Glad to hear your happy with the preamp, i'm thinking of taking the plunge back into there amps. I'm just abit hesitant as to my prior problems with them.:dontknow:


----------



## Guest (Nov 4, 2010)

bambino said:


> Glad to hear your happy with the preamp, i'm thinking of taking the plunge back into there amps. I'm just abit hesitant as to my prior problems with them.:dontknow:


I've never heard their amp, but the pre amp with a crown amp makes a really nice sound. I actually had my CD player hooked directly up to my crown for a few weeks after my Yamaha bit the dust. Aside from not really being able to control the volume, it sound really forward and almost harsh, but still low distortion. Kinda hard to explain, but just really in your face sound. I don't know enough about audio gear to know why, but the pre-amp really smoothed it out. Everything sounds nice and pretty now.

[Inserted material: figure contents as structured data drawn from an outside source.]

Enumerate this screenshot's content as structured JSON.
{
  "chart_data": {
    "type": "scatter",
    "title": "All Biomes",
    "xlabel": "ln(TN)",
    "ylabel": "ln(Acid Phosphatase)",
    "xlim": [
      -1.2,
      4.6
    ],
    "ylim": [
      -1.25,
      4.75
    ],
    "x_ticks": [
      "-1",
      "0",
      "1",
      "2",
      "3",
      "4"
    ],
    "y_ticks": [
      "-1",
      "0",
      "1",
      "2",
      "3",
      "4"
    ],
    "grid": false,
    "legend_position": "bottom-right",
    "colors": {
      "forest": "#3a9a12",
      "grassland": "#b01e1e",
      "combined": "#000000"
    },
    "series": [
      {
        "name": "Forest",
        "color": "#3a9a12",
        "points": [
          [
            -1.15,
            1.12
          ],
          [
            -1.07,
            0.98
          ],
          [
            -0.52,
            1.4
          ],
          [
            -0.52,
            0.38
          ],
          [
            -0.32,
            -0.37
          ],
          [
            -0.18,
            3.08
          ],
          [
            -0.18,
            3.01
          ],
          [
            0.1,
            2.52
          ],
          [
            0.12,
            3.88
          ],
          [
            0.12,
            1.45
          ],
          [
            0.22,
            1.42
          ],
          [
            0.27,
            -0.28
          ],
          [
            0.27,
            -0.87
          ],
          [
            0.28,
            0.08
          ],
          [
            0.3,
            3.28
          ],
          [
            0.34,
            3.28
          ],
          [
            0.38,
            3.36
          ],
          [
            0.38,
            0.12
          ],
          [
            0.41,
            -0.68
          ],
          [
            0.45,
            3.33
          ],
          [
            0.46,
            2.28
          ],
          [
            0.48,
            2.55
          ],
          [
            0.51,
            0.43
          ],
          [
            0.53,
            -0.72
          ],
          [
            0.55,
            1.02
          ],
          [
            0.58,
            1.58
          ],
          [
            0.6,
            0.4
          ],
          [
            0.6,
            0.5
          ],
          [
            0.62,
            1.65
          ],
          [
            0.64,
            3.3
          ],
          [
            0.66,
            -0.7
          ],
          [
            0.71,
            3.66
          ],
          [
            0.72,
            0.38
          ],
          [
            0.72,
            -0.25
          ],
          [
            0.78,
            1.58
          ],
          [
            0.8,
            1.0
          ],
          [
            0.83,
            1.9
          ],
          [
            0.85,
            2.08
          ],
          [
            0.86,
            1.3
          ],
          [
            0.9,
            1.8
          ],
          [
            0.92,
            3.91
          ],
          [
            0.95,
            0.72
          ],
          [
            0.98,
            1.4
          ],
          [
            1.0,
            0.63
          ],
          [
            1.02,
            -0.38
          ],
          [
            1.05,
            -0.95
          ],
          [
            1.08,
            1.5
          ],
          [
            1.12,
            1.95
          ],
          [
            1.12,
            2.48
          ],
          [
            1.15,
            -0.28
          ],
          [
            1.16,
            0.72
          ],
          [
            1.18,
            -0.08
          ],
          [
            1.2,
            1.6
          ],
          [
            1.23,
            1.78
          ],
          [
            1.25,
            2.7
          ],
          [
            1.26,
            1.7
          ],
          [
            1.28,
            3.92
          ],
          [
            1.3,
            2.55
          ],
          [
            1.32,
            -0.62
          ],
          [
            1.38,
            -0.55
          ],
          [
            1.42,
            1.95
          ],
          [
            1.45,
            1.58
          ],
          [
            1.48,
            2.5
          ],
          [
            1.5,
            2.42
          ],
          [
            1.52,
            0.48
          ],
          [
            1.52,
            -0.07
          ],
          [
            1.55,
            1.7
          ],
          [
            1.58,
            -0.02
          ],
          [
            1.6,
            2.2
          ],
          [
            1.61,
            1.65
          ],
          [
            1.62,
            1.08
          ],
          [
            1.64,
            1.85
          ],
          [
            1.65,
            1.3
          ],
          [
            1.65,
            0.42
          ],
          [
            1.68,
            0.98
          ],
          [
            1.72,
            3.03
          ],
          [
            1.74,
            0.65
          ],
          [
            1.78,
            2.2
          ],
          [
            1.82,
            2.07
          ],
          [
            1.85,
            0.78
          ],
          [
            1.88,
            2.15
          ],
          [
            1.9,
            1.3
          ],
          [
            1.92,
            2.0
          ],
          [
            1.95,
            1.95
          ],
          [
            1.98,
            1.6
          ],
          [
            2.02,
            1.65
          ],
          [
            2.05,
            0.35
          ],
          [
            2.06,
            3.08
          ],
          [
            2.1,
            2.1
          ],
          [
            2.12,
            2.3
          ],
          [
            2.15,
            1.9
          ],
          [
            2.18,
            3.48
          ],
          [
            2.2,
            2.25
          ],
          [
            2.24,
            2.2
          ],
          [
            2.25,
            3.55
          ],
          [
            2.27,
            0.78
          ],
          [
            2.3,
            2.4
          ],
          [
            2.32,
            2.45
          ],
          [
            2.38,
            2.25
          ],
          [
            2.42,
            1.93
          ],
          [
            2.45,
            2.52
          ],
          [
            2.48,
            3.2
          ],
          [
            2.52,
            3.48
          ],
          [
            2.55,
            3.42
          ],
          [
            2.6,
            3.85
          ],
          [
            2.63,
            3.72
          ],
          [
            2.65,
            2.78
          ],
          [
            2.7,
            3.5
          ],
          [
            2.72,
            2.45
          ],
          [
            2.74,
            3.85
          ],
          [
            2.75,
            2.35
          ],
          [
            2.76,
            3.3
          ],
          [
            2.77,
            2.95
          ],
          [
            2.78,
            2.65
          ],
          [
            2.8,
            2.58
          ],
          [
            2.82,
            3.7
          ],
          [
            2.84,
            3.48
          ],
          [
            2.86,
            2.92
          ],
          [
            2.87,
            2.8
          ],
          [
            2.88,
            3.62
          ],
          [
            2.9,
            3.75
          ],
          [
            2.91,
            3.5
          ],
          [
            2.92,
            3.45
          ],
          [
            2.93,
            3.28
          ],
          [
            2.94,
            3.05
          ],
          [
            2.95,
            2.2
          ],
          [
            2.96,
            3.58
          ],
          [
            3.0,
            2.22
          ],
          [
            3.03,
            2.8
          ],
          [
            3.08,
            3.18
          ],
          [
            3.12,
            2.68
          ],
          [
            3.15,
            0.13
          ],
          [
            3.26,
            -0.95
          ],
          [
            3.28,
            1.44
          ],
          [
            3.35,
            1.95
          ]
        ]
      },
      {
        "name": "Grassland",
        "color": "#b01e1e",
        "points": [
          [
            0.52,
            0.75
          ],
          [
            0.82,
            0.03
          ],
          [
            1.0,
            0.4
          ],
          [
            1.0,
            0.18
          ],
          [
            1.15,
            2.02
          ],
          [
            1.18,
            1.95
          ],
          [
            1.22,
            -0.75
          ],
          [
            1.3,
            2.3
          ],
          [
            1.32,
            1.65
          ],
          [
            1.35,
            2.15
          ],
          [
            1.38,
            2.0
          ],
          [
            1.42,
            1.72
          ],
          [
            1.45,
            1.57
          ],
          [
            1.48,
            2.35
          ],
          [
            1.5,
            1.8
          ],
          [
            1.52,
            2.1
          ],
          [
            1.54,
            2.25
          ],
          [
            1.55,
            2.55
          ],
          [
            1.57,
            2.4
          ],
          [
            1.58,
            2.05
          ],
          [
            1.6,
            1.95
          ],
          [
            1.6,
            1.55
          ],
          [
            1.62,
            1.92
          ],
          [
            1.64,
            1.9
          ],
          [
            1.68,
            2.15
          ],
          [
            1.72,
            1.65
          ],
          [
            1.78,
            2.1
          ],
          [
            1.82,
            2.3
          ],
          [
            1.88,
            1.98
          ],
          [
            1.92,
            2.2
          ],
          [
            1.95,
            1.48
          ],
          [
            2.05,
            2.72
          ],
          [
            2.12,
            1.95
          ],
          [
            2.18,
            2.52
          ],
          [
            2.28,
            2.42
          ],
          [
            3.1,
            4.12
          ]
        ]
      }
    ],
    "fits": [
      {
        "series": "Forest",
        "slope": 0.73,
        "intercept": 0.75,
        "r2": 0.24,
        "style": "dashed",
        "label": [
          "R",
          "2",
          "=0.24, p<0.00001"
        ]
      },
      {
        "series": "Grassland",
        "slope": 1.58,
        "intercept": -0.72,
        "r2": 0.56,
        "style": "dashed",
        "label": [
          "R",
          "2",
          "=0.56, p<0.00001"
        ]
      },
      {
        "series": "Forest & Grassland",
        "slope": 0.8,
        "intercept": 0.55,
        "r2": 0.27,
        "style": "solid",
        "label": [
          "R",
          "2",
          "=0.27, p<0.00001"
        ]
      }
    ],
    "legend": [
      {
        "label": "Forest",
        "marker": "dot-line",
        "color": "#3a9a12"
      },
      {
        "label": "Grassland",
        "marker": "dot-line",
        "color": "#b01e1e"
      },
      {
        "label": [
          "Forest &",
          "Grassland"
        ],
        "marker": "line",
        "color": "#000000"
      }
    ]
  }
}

I looked in to pro gear because of some of the A-B blind testing I read up on. I guess I believe that cheap+quality+good setup is more important then brand names or cash spent. I'd imagine anything that Emotive makes is nice, but for power, I'm also a Crown fan. So many choices, what to?!?!?!?


----------



## bambino (Feb 21, 2010)

Good to hear that. I have 4 Crown amps lying around waiting for subwoofer duty (i can hardly wait!). I had an Emotiva XPA-5 and XPA-2 and never heard my system come so alive, i'm once again leaning on giving it another shot with them. Currently i'm looking at 2 XPA-1's and an XPA-5 just have to figure away to hide them from the "Boss" for awhile.:heehee:


----------



## Guest (Nov 9, 2010)

After more critical listening with SACDs, great sounding CDs, and some 180/200 gram vinyl, I can say that I am extremely happy with this preamp. I look forward to using the active crossovers with a sub soon.

I think I might have foolishly accidentally stumbled on a great combo with this preamp and the Crown amp. The preamp smoothed everything out so much, I'm not sure I would want smoother power. The Crown sounds great, but still has a powerful and forward sound.


----------



## JoeESP9 (Jun 29, 2009)

One of my original comments on the XLS402's was that they were a little forward. This was partly because of the amps soundstage presentation. On my other amps, tube and SS, the soundstage (on good recordings) extends from just in front of my mains to 20 or more feet deep and eight feet to the sides. That's a good five feet past the side walls! The Crown's have a soundstage that starts two feet in front and has the same depth and width as the others. Also, the highs initially seemed to be slightly etched and glassy. After running them almost continuously for the last few months glass and etch have gone away. I consider them to be a best buy. If I didn't have tube mono blocks I could easily live with these amps. (Two bridged XLS402's = 900WPC @ 8 Ohms @ $400.) 

The tubes have way less power and can't play my ESL's as loud. When I put them back in there is "more there, there". Even at lower (required with my tubes) volumes there is a bloom and sweetness in the mids that SS hasn't done for me yet. A couple of my buddies have Levinson, Krell, Rowland, CJ and ARC. These guys have some serious money in their "rigs" and they all sound superb. Even so, I prefer the CJ and ARC tubed gear. 

In any case, with more (SS) power there are better dynamics. Yes, the highs may sound a bit subdued with tubes. I don't care! My tubes sound better to me. IMO what this world needs is a 200 Watt tube mono block that cost's <$750. Crown are you listening? I don't care if the looks are from the agricultural school of design. I'd buy two immediately. Later I'd probably buy a couple more.

I'm not getting rid of them (Crown's) or putting them in a closet. With them driving 2 x 12" DVC TL subs with 450 Watts per 4 Ohm voice coil I'm getting really good bass. I mean really good bass. I can bridge the Crowns, strap the voice coils in series and have 900 Watts per woofer. That gives me really good bass. I mean really good bass.

I've been hearing that ClassD Audio's Class D switching amp kits sound very good. Tube like sound they say. I think I'm gonna' build one. A 250 WPC (@ 8 Ohms) amp will cost less than $500.


----------